Die Heimatstadt unseres SV Wacker Burghausen liegt im bayerischen Regierungsbezirk Oberbayern, etwa 100 km östlich von München und ist mit ca. 19.000 Einwohnern die größte Stadt des Landkreises Altötting. Der Fluß Salzach trennt Burghausen von Österreich. Die Entfernung zur österreichischen Landeshauptstadt Salzburg (Bundesland: Salzburger Land) beträgt ca. 50 km.

Erreichbar ist Burghausen:

  • - von der Autobahn A8 kommend, Ausfahrt Traunstein, über Traunstein und Waging;
  • - von der Autobahn A3 kommend, Ausfahrt Straubing, über die B20, Straubing, Landau a.d. Isar, Eggenfelden;
  • - von München kommend über die A94 und über die B12 Richtung Passau über Mühldorf und Altötting;
  • - mit der Bahn von München kommend über Mühldorf, dort umsteigen Richtung Burghausen. Burghausen ist Endstation dieser Linie.

Die historische Altstadt von Burghausen – urkundlich erstmals erwähnt im Jahr 1025 – liegt geschützt unterhalb der mit einer Länge von 1.043 m längsten Burganlage Europas.
Diese Altstadt und die auf einem Bergrücken gelegene Burg sind sicherlich der Blickfang von Burghausen. Den schönsten Anblick von Burg und Altstadt kann man von verschiedenen Aussichtspunkten auf der österreichischen Seite der Salzach genießen.

Größte Arbeitgeber in Burghausen sind die Wacker Chemie AG (mehr als 9.700 Mitarbeiter am Standort Burghausen), die OMV Aktiengesellschaft (Mineralölindustrie) sowie die Borealis A/S (Hauptgeschäft: Herstellung von Polyethylen und Polypropylen). Eine Vielzahl mittelständischer Unternehmen, die den oben genannten Industrieunternehmen zuarbeiten, sind in Burghausen und im näheren Umland angesiedelt.

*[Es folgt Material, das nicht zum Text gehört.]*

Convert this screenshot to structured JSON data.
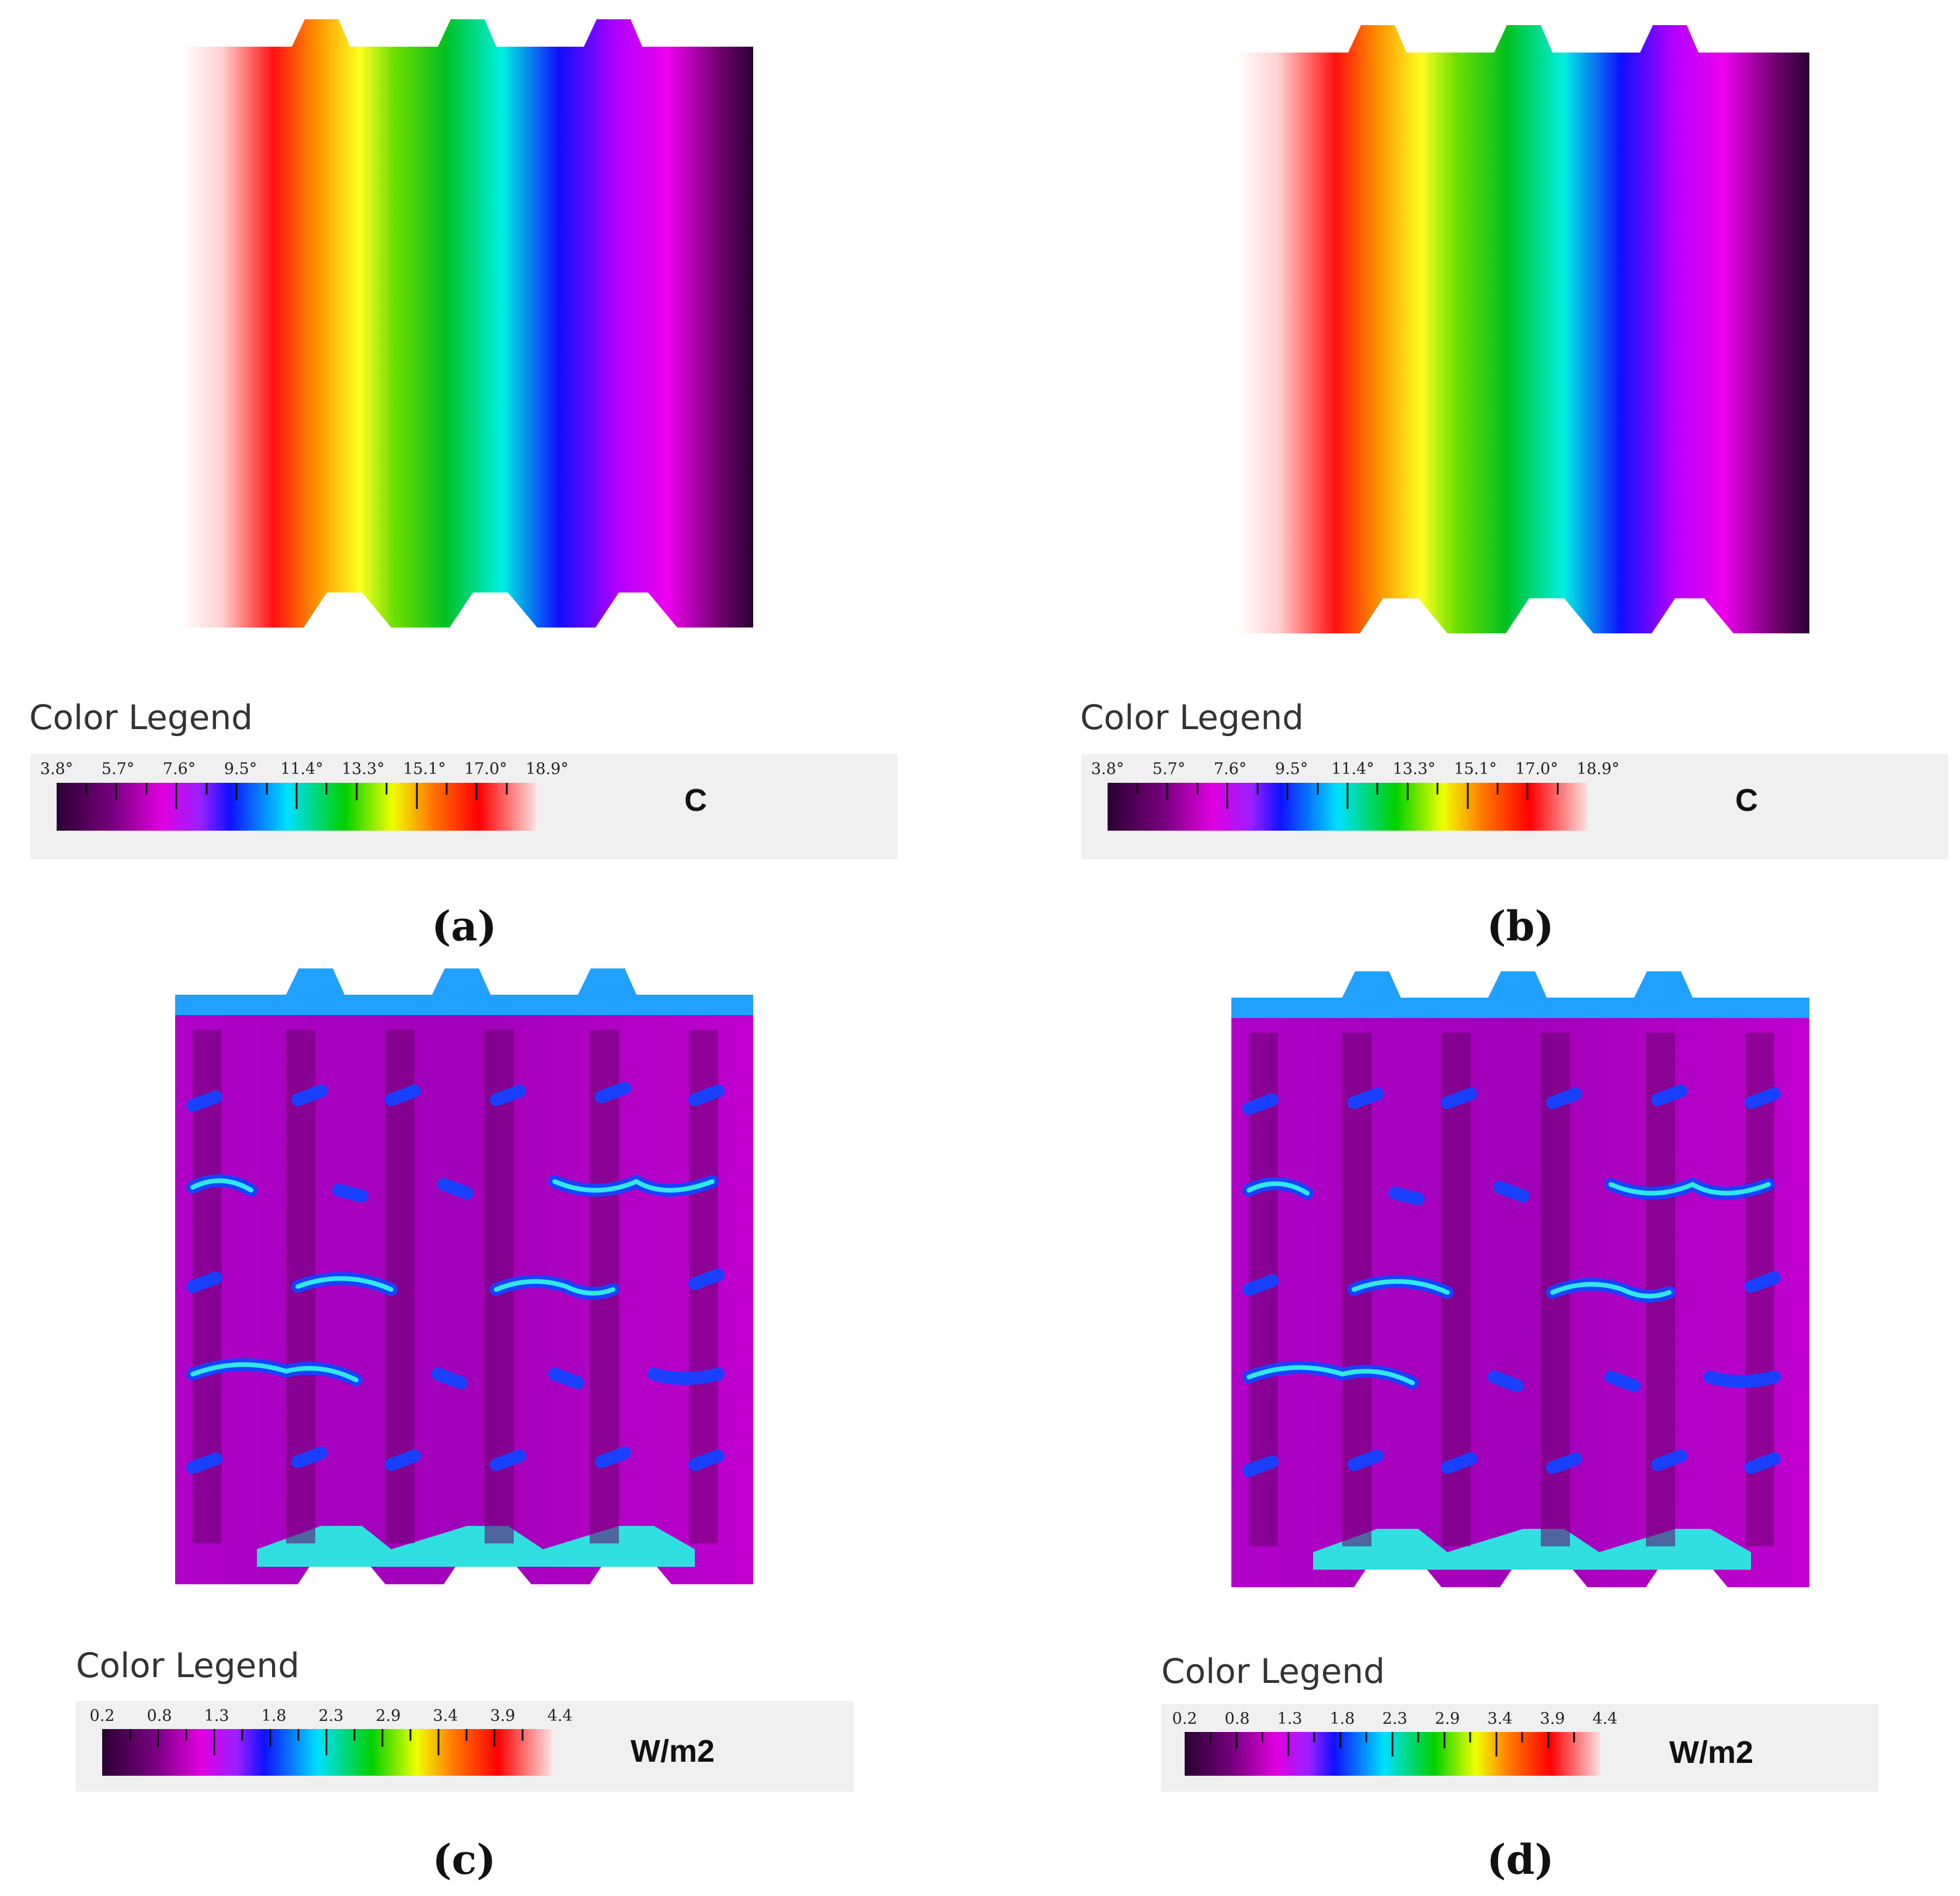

In der näheren Umgebung von Burghausen liegen lohnende Ausflugsziele wie die Stadt Salzburg, die Salzburger Alpen, das Berchtesgadener Land mit dem Königssee sowie der Chiemsee mit dem Schloss Herrenchiemsee.

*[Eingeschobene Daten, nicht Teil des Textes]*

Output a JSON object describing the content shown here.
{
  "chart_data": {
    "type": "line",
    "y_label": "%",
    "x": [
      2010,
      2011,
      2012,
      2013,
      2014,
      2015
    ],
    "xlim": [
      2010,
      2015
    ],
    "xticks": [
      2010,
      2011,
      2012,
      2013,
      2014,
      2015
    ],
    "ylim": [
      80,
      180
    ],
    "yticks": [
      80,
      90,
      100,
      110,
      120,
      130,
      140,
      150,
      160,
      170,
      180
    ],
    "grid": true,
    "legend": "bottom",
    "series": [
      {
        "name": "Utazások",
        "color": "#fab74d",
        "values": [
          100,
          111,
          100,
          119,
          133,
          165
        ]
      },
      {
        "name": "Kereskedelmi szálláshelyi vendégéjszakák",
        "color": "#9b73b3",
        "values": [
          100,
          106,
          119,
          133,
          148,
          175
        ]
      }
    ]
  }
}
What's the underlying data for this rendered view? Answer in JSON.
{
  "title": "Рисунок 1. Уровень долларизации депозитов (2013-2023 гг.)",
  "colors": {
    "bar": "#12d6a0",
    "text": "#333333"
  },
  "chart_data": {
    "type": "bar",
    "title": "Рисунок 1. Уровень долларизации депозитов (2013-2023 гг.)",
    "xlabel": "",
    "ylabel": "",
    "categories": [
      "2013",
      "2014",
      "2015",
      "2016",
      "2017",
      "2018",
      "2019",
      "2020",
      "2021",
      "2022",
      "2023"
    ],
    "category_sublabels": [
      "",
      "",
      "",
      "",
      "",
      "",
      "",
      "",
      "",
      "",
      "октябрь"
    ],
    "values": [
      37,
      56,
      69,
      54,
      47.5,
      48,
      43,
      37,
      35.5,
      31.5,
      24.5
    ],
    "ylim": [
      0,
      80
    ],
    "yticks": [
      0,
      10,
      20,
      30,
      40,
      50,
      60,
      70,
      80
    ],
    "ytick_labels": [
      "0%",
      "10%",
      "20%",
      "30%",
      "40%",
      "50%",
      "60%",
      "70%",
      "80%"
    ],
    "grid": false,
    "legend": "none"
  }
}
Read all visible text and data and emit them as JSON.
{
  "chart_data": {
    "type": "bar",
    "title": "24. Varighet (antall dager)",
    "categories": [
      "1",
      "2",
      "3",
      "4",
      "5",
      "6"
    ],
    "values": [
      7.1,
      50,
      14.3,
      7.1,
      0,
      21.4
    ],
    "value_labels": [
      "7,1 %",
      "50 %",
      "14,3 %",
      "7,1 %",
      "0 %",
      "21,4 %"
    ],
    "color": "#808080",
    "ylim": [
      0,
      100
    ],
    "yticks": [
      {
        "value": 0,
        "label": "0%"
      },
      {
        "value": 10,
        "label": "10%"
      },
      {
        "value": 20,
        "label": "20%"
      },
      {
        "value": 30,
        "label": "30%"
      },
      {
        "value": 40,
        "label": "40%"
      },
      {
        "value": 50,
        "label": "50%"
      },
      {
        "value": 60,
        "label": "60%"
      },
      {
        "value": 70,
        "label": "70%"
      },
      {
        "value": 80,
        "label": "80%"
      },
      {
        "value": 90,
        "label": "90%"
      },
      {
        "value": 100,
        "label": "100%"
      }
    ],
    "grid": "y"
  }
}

Aber auch die Stadt Burghausen hat an Sehenswürdigkeiten einiges zu bieten. Beginnen wir mal bei der Burg, um möglichst kurz die Geschichte der Stadt Burghausen zu erzählen.

Die Geschichte

Die Burg war die Voraussetzung für die Entstehung der Altstadt, und geht wohl zurück bis auf das 8.Jahrhundert. Ursache für die Errichtung der Befestigungsanlage waren vermutlich die damaligen, bis nach Bayern reichenden Ungarneinfälle. Im 12. bzw. 13. Jahrhundert kamen Burg und Altstadt in den Besitz der Wittelsbacher. Bis zum 16.Jahrhundert wurde die Burg zur längsten Burganlage Europas ausgebaut. Ein weiterer, wirtschaftlicher Aspekt hierfür war die Kontrolle über den Fluss Salzach. Hier galt es nämlich Maut einzutreiben: das Salz aus Hallein wurde auf der Salzach nach Burghausen verschifft und von hier aus auf dem Landweg weiter transportiert.

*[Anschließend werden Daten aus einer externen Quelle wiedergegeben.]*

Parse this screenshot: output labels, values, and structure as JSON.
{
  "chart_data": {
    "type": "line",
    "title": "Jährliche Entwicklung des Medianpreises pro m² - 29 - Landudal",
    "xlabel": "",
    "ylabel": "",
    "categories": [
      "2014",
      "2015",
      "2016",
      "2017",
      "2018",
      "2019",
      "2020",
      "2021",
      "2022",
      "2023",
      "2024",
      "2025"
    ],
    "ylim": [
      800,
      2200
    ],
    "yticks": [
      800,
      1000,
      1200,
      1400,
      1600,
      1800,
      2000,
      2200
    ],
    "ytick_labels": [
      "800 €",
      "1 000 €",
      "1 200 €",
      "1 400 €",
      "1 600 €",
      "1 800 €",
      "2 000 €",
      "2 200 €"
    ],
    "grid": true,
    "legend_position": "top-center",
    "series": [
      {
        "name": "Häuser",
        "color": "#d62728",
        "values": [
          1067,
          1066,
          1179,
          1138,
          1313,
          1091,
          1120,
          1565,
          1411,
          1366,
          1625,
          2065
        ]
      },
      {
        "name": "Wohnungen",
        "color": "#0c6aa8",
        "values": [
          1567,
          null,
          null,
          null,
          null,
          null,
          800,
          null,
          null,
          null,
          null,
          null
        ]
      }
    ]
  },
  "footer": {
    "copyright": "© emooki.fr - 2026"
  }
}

Dank dieser Einnahmen aus der Salzmaut erlebte Burghausen eine Blütezeit bis in das 16.Jahrhundert. In dieser Phase wurde Burghausen das Stadtrecht verliehen (vermutlich im 13. bzw. 14. Jahrhundert), und es wurde zur zweiten Residenz der niederbayerischen Herzöge. Die Ernennung zum Rentamt zu Ende des 14.Jahrhunderts berechtigte Burghausen zur Verwaltung der landesherrlichen Einnahmen. Höhepunkt und Glanzzeit Burghausens waren die Zeiten der Herrschaft der Herzöge Heinrich, Ludwig und Georg (genannt „Die Reichen“, insgesamt 1393-1503). Hier erreichte Burghausen den gleichen Status wie die niederbayerische Hauptstadt Landshut; Burghausen war der Verwaltungsmittelpunkt, und die Burg beherbergte den Staatsschatz und war Hauptwaffenplatz.

Der Landshuter Erbfolgekrieg läutete das Ende dieser Epoche ein, wobei Burghausen im Jahr 1505 noch eines der vier Rentämter im neugeordneten Bayern zugesprochen bekam. Doch aus der Burghauser Stadtgeschichte gibt es für die folgenden 300 Jahre nur sehr ungünstige Nachrichten zu lesen:

Im Jahre 1648/49 brach die Pest aus. Zu den Zeiten des Spanischen und Österreichischen Erbfolgekrieges kam es durch Truppeneinquartierung und andere Kriegslasten zu einer Verarmung der Bevölkerung. Durch die Abtretung des Innviertels an Österreich (1779) wurde Burghausen zur Grenzstadt und verlor das wirtschaftlich wichtige Hinterland, da die Salzach von nun an die Grenze zu Österreich bildete. Während der Napoleonischen Kriege um 1800 herrschte bittere Armut und Not. Die Flußschiffahrt wurde Mitte 19.Jahrhuderts eingestellt, und schließlich wurde im Jahr 1891 auch die seit 1763 in Burghausen bestehende Garnison aufgelöst. Mehrmals sorgten Hochwasser der Salzach für Überflutungen. Sogar ein Abbruch der nun nicht mehr benötigten Burg war im Gespräch. Zum Glück konnten traditionsbewusste Burghauser Bürger mit Unterstützung eines verständigen und entsprechend einflussreichen Ministers dieses noch verhindern.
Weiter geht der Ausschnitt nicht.